Social/Behavioral Concerns
Children may qualify for and benefit from interventions used in treatment of autism spectrum disorder, including applied behavior analysis (ABA). ABA therapy is targeted to the individual child's behavioral, social, and adaptive strengths and weaknesses and is typically performed one-on-one with a board-certified behavior analyst.
Consultation with a developmental pediatrician and/or a psychiatrist may be helpful in guiding parents through appropriate behavior management strategies or providing prescription medications, such as medication used to treat attention-deficit/hyperactivity disorder (ADHD), when necessary.
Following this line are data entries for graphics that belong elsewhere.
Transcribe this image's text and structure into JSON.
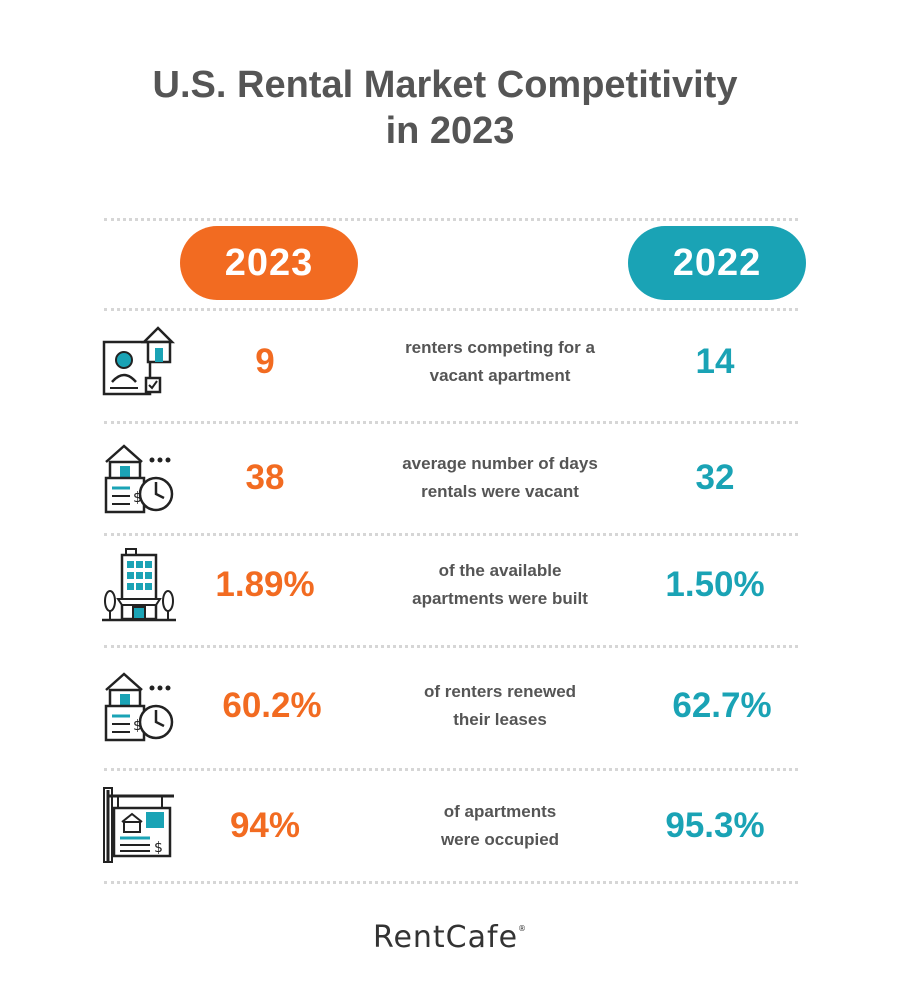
{
  "title": {
    "line1": "U.S. Rental Market Competitivity",
    "line2": "in  2023"
  },
  "colors": {
    "accent_2023": "#f26b21",
    "accent_2022": "#1aa3b5",
    "text": "#555555"
  },
  "columns": {
    "left": "2023",
    "right": "2022"
  },
  "rows": [
    {
      "icon": "renter-application-icon",
      "value_2023": "9",
      "desc1": "renters competing for a",
      "desc2": "vacant apartment",
      "value_2022": "14"
    },
    {
      "icon": "vacancy-days-icon",
      "value_2023": "38",
      "desc1": "average number of days",
      "desc2": "rentals were vacant",
      "value_2022": "32"
    },
    {
      "icon": "apartment-building-icon",
      "value_2023": "1.89%",
      "desc1": "of the available",
      "desc2": "apartments were built",
      "value_2022": "1.50%"
    },
    {
      "icon": "lease-renewal-icon",
      "value_2023": "60.2%",
      "desc1": "of renters renewed",
      "desc2": "their leases",
      "value_2022": "62.7%"
    },
    {
      "icon": "occupied-sign-icon",
      "value_2023": "94%",
      "desc1": "of apartments",
      "desc2": "were occupied",
      "value_2022": "95.3%"
    }
  ],
  "logo": {
    "text": "RentCafe",
    "mark": "®"
  }
}
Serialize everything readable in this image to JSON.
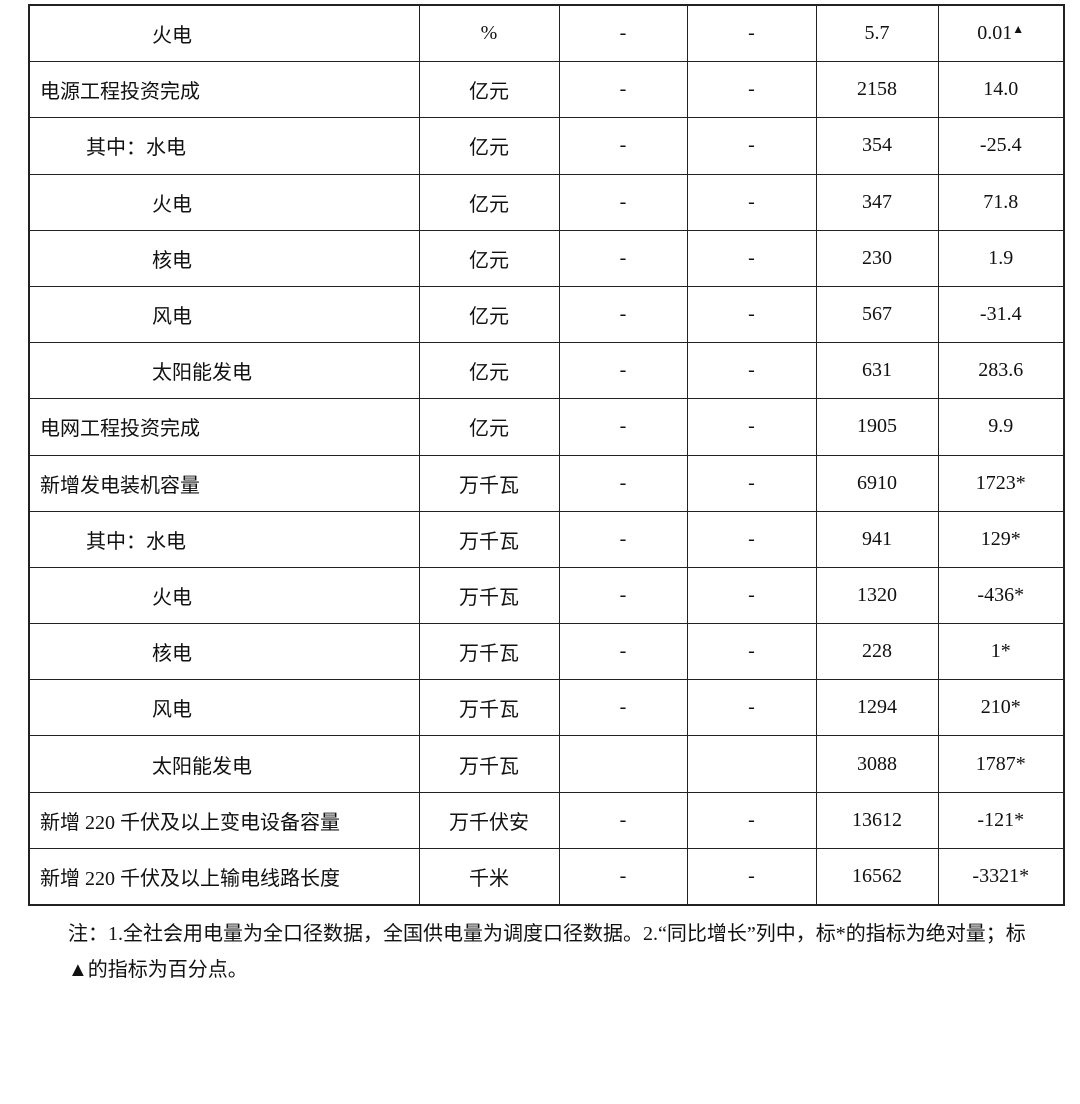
{
  "rows": [
    {
      "name": "火电",
      "level": 2,
      "unit": "%",
      "c1": "-",
      "c2": "-",
      "value": "5.7",
      "growth": "0.01",
      "mark": "▲"
    },
    {
      "name": "电源工程投资完成",
      "level": 0,
      "unit": "亿元",
      "c1": "-",
      "c2": "-",
      "value": "2158",
      "growth": "14.0",
      "mark": ""
    },
    {
      "name": "其中：水电",
      "level": 1,
      "unit": "亿元",
      "c1": "-",
      "c2": "-",
      "value": "354",
      "growth": "-25.4",
      "mark": ""
    },
    {
      "name": "火电",
      "level": 2,
      "unit": "亿元",
      "c1": "-",
      "c2": "-",
      "value": "347",
      "growth": "71.8",
      "mark": ""
    },
    {
      "name": "核电",
      "level": 2,
      "unit": "亿元",
      "c1": "-",
      "c2": "-",
      "value": "230",
      "growth": "1.9",
      "mark": ""
    },
    {
      "name": "风电",
      "level": 2,
      "unit": "亿元",
      "c1": "-",
      "c2": "-",
      "value": "567",
      "growth": "-31.4",
      "mark": ""
    },
    {
      "name": "太阳能发电",
      "level": 2,
      "unit": "亿元",
      "c1": "-",
      "c2": "-",
      "value": "631",
      "growth": "283.6",
      "mark": ""
    },
    {
      "name": "电网工程投资完成",
      "level": 0,
      "unit": "亿元",
      "c1": "-",
      "c2": "-",
      "value": "1905",
      "growth": "9.9",
      "mark": ""
    },
    {
      "name": "新增发电装机容量",
      "level": 0,
      "unit": "万千瓦",
      "c1": "-",
      "c2": "-",
      "value": "6910",
      "growth": "1723*",
      "mark": ""
    },
    {
      "name": "其中：水电",
      "level": 1,
      "unit": "万千瓦",
      "c1": "-",
      "c2": "-",
      "value": "941",
      "growth": "129*",
      "mark": ""
    },
    {
      "name": "火电",
      "level": 2,
      "unit": "万千瓦",
      "c1": "-",
      "c2": "-",
      "value": "1320",
      "growth": "-436*",
      "mark": ""
    },
    {
      "name": "核电",
      "level": 2,
      "unit": "万千瓦",
      "c1": "-",
      "c2": "-",
      "value": "228",
      "growth": "1*",
      "mark": ""
    },
    {
      "name": "风电",
      "level": 2,
      "unit": "万千瓦",
      "c1": "-",
      "c2": "-",
      "value": "1294",
      "growth": "210*",
      "mark": ""
    },
    {
      "name": "太阳能发电",
      "level": 2,
      "unit": "万千瓦",
      "c1": "",
      "c2": "",
      "value": "3088",
      "growth": "1787*",
      "mark": ""
    },
    {
      "name": "新增 220 千伏及以上变电设备容量",
      "level": 0,
      "unit": "万千伏安",
      "c1": "-",
      "c2": "-",
      "value": "13612",
      "growth": "-121*",
      "mark": ""
    },
    {
      "name": "新增 220 千伏及以上输电线路长度",
      "level": 0,
      "unit": "千米",
      "c1": "-",
      "c2": "-",
      "value": "16562",
      "growth": "-3321*",
      "mark": ""
    }
  ],
  "note": "注：1.全社会用电量为全口径数据，全国供电量为调度口径数据。2.“同比增长”列中，标*的指标为绝对量；标▲的指标为百分点。"
}
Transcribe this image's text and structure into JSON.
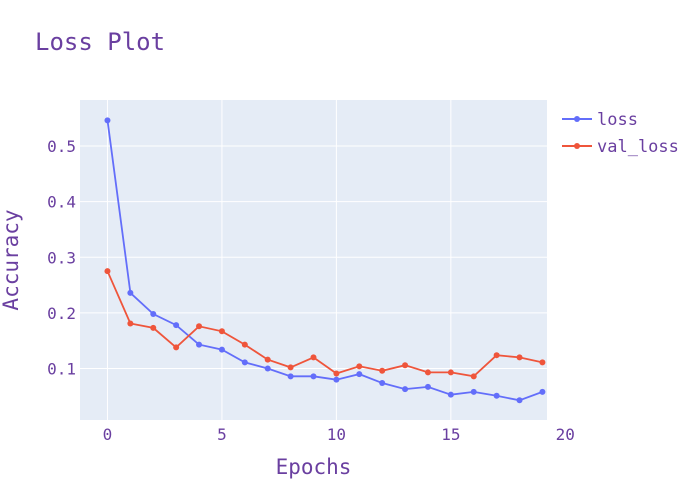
{
  "chart_data": {
    "type": "line",
    "title": "Loss Plot",
    "xlabel": "Epochs",
    "ylabel": "Accuracy",
    "x": [
      0,
      1,
      2,
      3,
      4,
      5,
      6,
      7,
      8,
      9,
      10,
      11,
      12,
      13,
      14,
      15,
      16,
      17,
      18,
      19
    ],
    "xlim": [
      -1.2,
      19.2
    ],
    "ylim": [
      0.0075,
      0.5827
    ],
    "xticks": [
      0,
      5,
      10,
      15,
      20
    ],
    "yticks": [
      0.1,
      0.2,
      0.3,
      0.4,
      0.5
    ],
    "grid": true,
    "legend_position": "right",
    "series": [
      {
        "name": "loss",
        "color": "#636efa",
        "values": [
          0.546,
          0.236,
          0.198,
          0.178,
          0.143,
          0.134,
          0.111,
          0.1,
          0.086,
          0.086,
          0.08,
          0.09,
          0.074,
          0.063,
          0.067,
          0.053,
          0.058,
          0.051,
          0.043,
          0.058
        ]
      },
      {
        "name": "val_loss",
        "color": "#ef553b",
        "values": [
          0.275,
          0.181,
          0.173,
          0.138,
          0.176,
          0.167,
          0.143,
          0.116,
          0.102,
          0.12,
          0.091,
          0.104,
          0.096,
          0.106,
          0.093,
          0.093,
          0.086,
          0.124,
          0.12,
          0.111
        ]
      }
    ],
    "colors": {
      "plot_bg": "#e5ecf6",
      "grid": "#ffffff",
      "text": "#6a3fa0"
    }
  }
}
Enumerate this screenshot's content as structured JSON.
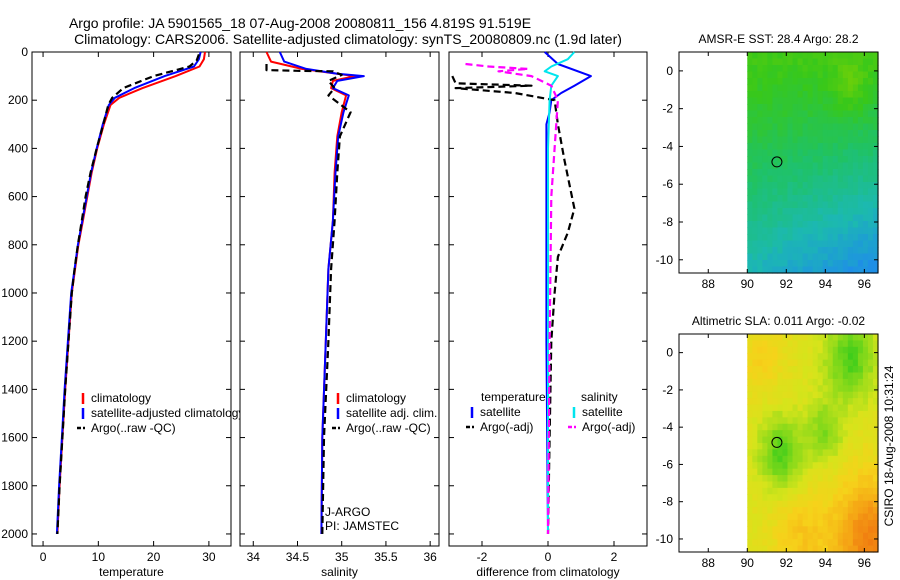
{
  "header": {
    "line1": "Argo profile: JA 5901565_18 07-Aug-2008 20080811_156 4.819S 91.519E",
    "line2": "Climatology: CARS2006. Satellite-adjusted climatology: synTS_20080809.nc (1.9d later)"
  },
  "side_stamp": "CSIRO 18-Aug-2008 10:31:24",
  "colors": {
    "climatology": "#ff0000",
    "satellite": "#0000ff",
    "argo": "#000000",
    "salinity_satellite": "#00e5ee",
    "salinity_argo": "#ff00ff",
    "float_marker": "#000000"
  },
  "chart_data": [
    {
      "type": "line",
      "name": "temperature-profile",
      "xlabel": "temperature",
      "ylabel": "",
      "xlim": [
        -2,
        34
      ],
      "ylim": [
        0,
        2050
      ],
      "y_reversed": true,
      "xticks": [
        0,
        10,
        20,
        30
      ],
      "xtick_labels": [
        "0",
        "10",
        "20",
        "30"
      ],
      "yticks": [
        0,
        200,
        400,
        600,
        800,
        1000,
        1200,
        1400,
        1600,
        1800,
        2000
      ],
      "ytick_labels": [
        "0",
        "200",
        "400",
        "600",
        "800",
        "1000",
        "1200",
        "1400",
        "1600",
        "1800",
        "2000"
      ],
      "legend": [
        "climatology",
        "satellite-adjusted climatology",
        "Argo(..raw -QC)"
      ],
      "legend_position": "lower-center",
      "series": [
        {
          "name": "climatology",
          "style": "solid",
          "color": "#ff0000",
          "x": [
            29.3,
            29.1,
            28.3,
            24.0,
            18.0,
            13.8,
            12.2,
            11.0,
            9.8,
            8.8,
            8.0,
            7.2,
            6.4,
            5.8,
            5.2,
            4.6,
            4.0,
            3.5,
            3.0,
            2.6
          ],
          "y": [
            0,
            30,
            60,
            100,
            150,
            190,
            220,
            300,
            400,
            500,
            600,
            700,
            800,
            900,
            1000,
            1200,
            1400,
            1600,
            1800,
            2000
          ]
        },
        {
          "name": "satellite-adjusted climatology",
          "style": "solid",
          "color": "#0000ff",
          "x": [
            28.5,
            28.2,
            27.3,
            22.0,
            16.5,
            13.0,
            11.9,
            10.8,
            9.7,
            8.7,
            7.9,
            7.1,
            6.3,
            5.7,
            5.1,
            4.5,
            3.9,
            3.4,
            2.9,
            2.5
          ],
          "y": [
            0,
            30,
            60,
            100,
            150,
            190,
            220,
            300,
            400,
            500,
            600,
            700,
            800,
            900,
            1000,
            1200,
            1400,
            1600,
            1800,
            2000
          ]
        },
        {
          "name": "Argo(..raw -QC)",
          "style": "dashed",
          "color": "#000000",
          "x": [
            28.2,
            27.8,
            26.5,
            20.0,
            14.5,
            12.5,
            11.8,
            10.9,
            9.7,
            8.6,
            7.7,
            7.0,
            6.3,
            5.7,
            5.2,
            4.6,
            4.0,
            3.5,
            3.0,
            2.6
          ],
          "y": [
            10,
            35,
            60,
            100,
            150,
            190,
            220,
            300,
            400,
            500,
            600,
            700,
            800,
            900,
            1000,
            1200,
            1400,
            1600,
            1800,
            2000
          ]
        }
      ]
    },
    {
      "type": "line",
      "name": "salinity-profile",
      "xlabel": "salinity",
      "xlim": [
        33.85,
        36.1
      ],
      "ylim": [
        0,
        2050
      ],
      "y_reversed": true,
      "xticks": [
        34,
        34.5,
        35,
        35.5,
        36
      ],
      "xtick_labels": [
        "34",
        "34.5",
        "35",
        "35.5",
        "36"
      ],
      "legend": [
        "climatology",
        "satellite adj. clim.",
        "Argo(..raw -QC)"
      ],
      "legend_position": "lower-center",
      "annotations": [
        "J-ARGO",
        "PI: JAMSTEC"
      ],
      "series": [
        {
          "name": "climatology",
          "style": "solid",
          "color": "#ff0000",
          "x": [
            34.15,
            34.2,
            34.55,
            34.95,
            35.15,
            34.9,
            34.88,
            35.05,
            35.0,
            34.95,
            34.92,
            34.9,
            34.85,
            34.82,
            34.78,
            34.77
          ],
          "y": [
            0,
            40,
            70,
            90,
            100,
            120,
            150,
            180,
            250,
            350,
            500,
            700,
            900,
            1200,
            1600,
            2000
          ]
        },
        {
          "name": "satellite adj. clim.",
          "style": "solid",
          "color": "#0000ff",
          "x": [
            34.3,
            34.35,
            34.6,
            34.95,
            35.25,
            34.95,
            34.9,
            35.08,
            35.02,
            34.96,
            34.93,
            34.9,
            34.85,
            34.82,
            34.78,
            34.77
          ],
          "y": [
            0,
            40,
            70,
            90,
            100,
            120,
            150,
            180,
            250,
            350,
            500,
            700,
            900,
            1200,
            1600,
            2000
          ]
        },
        {
          "name": "Argo(..raw -QC)",
          "style": "dashed",
          "color": "#000000",
          "x": [
            34.15,
            34.15,
            34.5,
            34.9,
            35.0,
            34.85,
            34.92,
            34.85,
            35.1,
            34.98,
            34.95,
            34.92,
            34.88,
            34.85,
            34.8,
            34.78
          ],
          "y": [
            50,
            75,
            78,
            80,
            95,
            120,
            150,
            180,
            250,
            350,
            500,
            700,
            900,
            1200,
            1600,
            2000
          ]
        }
      ]
    },
    {
      "type": "line",
      "name": "difference-profile",
      "xlabel": "difference from climatology",
      "xlim": [
        -3,
        3
      ],
      "ylim": [
        0,
        2050
      ],
      "y_reversed": true,
      "xticks": [
        -2,
        0,
        2
      ],
      "xtick_labels": [
        "-2",
        "0",
        "2"
      ],
      "legend_groups": [
        {
          "title": "temperature",
          "entries": [
            "satellite",
            "Argo(-adj)"
          ]
        },
        {
          "title": "salinity",
          "entries": [
            "satellite",
            "Argo(-adj)"
          ]
        }
      ],
      "legend_position": "lower-center",
      "series": [
        {
          "name": "temperature satellite",
          "style": "solid",
          "color": "#0000ff",
          "x": [
            -0.1,
            0.3,
            1.3,
            0.8,
            0.4,
            0.1,
            0.05,
            -0.05,
            -0.05,
            -0.05,
            -0.05,
            0
          ],
          "y": [
            0,
            50,
            100,
            140,
            170,
            200,
            250,
            300,
            500,
            800,
            1200,
            2000
          ]
        },
        {
          "name": "temperature Argo(-adj)",
          "style": "dashed",
          "color": "#000000",
          "x": [
            -2.9,
            -2.8,
            -0.5,
            -2.8,
            -1.0,
            0.2,
            0.3,
            0.5,
            0.8,
            0.6,
            0.3,
            0.2,
            0.1,
            0.05,
            0
          ],
          "y": [
            100,
            130,
            140,
            150,
            170,
            200,
            300,
            450,
            650,
            750,
            850,
            1000,
            1200,
            1600,
            2000
          ]
        },
        {
          "name": "salinity satellite",
          "style": "solid",
          "color": "#00e5ee",
          "x": [
            0.8,
            0.6,
            0.1,
            -0.1,
            0.3,
            0.1,
            0.05,
            0,
            0,
            0
          ],
          "y": [
            0,
            30,
            60,
            80,
            100,
            140,
            200,
            400,
            1000,
            2000
          ]
        },
        {
          "name": "salinity Argo(-adj)",
          "style": "dashed",
          "color": "#ff00ff",
          "x": [
            -2.5,
            -1.8,
            -0.6,
            -1.5,
            -0.5,
            0.1,
            0.3,
            0.1,
            0.05,
            0
          ],
          "y": [
            50,
            60,
            70,
            80,
            100,
            140,
            200,
            600,
            1200,
            2000
          ]
        }
      ]
    },
    {
      "type": "heatmap",
      "name": "sst-map",
      "title": "AMSR-E SST: 28.4  Argo: 28.2",
      "xlim": [
        86.5,
        96.7
      ],
      "ylim": [
        -10.7,
        1.0
      ],
      "data_x_start": 90,
      "xticks": [
        88,
        90,
        92,
        94,
        96
      ],
      "xtick_labels": [
        "88",
        "90",
        "92",
        "94",
        "96"
      ],
      "yticks": [
        0,
        -2,
        -4,
        -6,
        -8,
        -10
      ],
      "ytick_labels": [
        "0",
        "-2",
        "-4",
        "-6",
        "-8",
        "-10"
      ],
      "float_position": {
        "lon": 91.519,
        "lat": -4.819
      },
      "stops": [
        "#8ad400",
        "#38c81a",
        "#1fc267",
        "#1cb9b0",
        "#1e8fe6"
      ]
    },
    {
      "type": "heatmap",
      "name": "sla-map",
      "title": "Altimetric SLA: 0.011  Argo: -0.02",
      "xlim": [
        86.5,
        96.7
      ],
      "ylim": [
        -10.7,
        1.0
      ],
      "data_x_start": 90,
      "xticks": [
        88,
        90,
        92,
        94,
        96
      ],
      "xtick_labels": [
        "88",
        "90",
        "92",
        "94",
        "96"
      ],
      "yticks": [
        0,
        -2,
        -4,
        -6,
        -8,
        -10
      ],
      "ytick_labels": [
        "0",
        "-2",
        "-4",
        "-6",
        "-8",
        "-10"
      ],
      "float_position": {
        "lon": 91.519,
        "lat": -4.819
      },
      "stops": [
        "#20c81c",
        "#7fd81a",
        "#d6e41b",
        "#f6d21a",
        "#f5a615",
        "#f07a10"
      ]
    }
  ]
}
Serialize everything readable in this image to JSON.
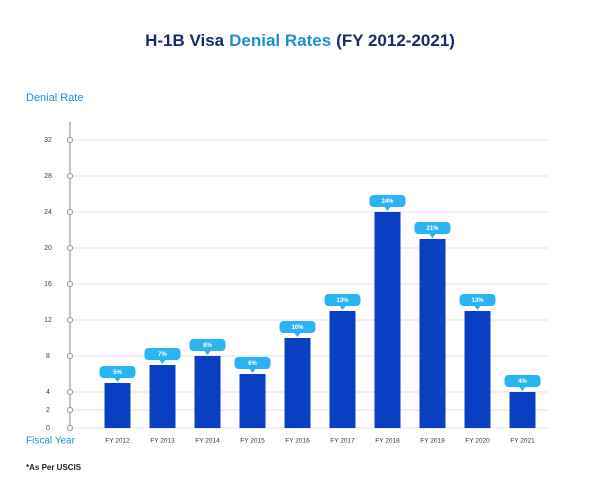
{
  "chart_data": {
    "type": "bar",
    "title_parts": [
      "H-1B Visa",
      "Denial Rates",
      "(FY 2012-2021)"
    ],
    "y_label": "Denial Rate",
    "x_label": "Fiscal Year",
    "footnote": "*As Per USCIS",
    "categories": [
      "FY 2012",
      "FY 2013",
      "FY 2014",
      "FY 2015",
      "FY 2016",
      "FY 2017",
      "FY 2018",
      "FY 2019",
      "FY 2020",
      "FY 2021"
    ],
    "values": [
      5,
      7,
      8,
      6,
      10,
      13,
      24,
      21,
      13,
      4
    ],
    "value_labels": [
      "5%",
      "7%",
      "8%",
      "6%",
      "10%",
      "13%",
      "24%",
      "21%",
      "13%",
      "4%"
    ],
    "color": "#0b3fc3",
    "label_color": "#2bb3f3",
    "ylim": [
      0,
      32
    ],
    "yticks": [
      0,
      2,
      4,
      8,
      12,
      16,
      20,
      24,
      28,
      32
    ],
    "grid": true
  }
}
Concerns about serious aggressive or destructive behavior can be addressed by a pediatric psychiatrist.
Surveillance
Table 5.
System/Concern | Evaluation | Frequency |
---|---|---|
Neurologic | Monitor those w/seizures as clinically indicated. | As clinically indicated |
Psychiatric | Behavioral assessment for anxiety, attention, & aggressive or self-injurious behavior | Monitor clinically at each visit; refer for evaluation as indicated. |
Constitutional | Weight, length/height, & head circumference measurements plotted on standard growth chart | At each visit |
Eyes | Ophthalmologic evaluation | As clinically indicated |
Musculoskeletal | Monitor for scoliosis. Orthopedic evaluation as indicated. | Monitor clinically at each visit. |
Gastrointestinal | Assessment of feeding difficulties, GERD, constipation | At each visit (particularly in infancy) |
Miscellaneous/ Other | Monitor developmental progress & educational needs. | At each visit |
GERD = gastroesophageal reflux disorder
Evaluation of Relatives at Risk
See Genetic Counseling for issues related to testing of at-risk relatives for genetic counseling purposes.
Therapies Under Investigation
Search ClinicalTrials.gov in the US and EU Clinical Trials Register in Europe for access to information on clinical studies for a wide range of diseases and conditions. Note: There may not be clinical trials for this disorder.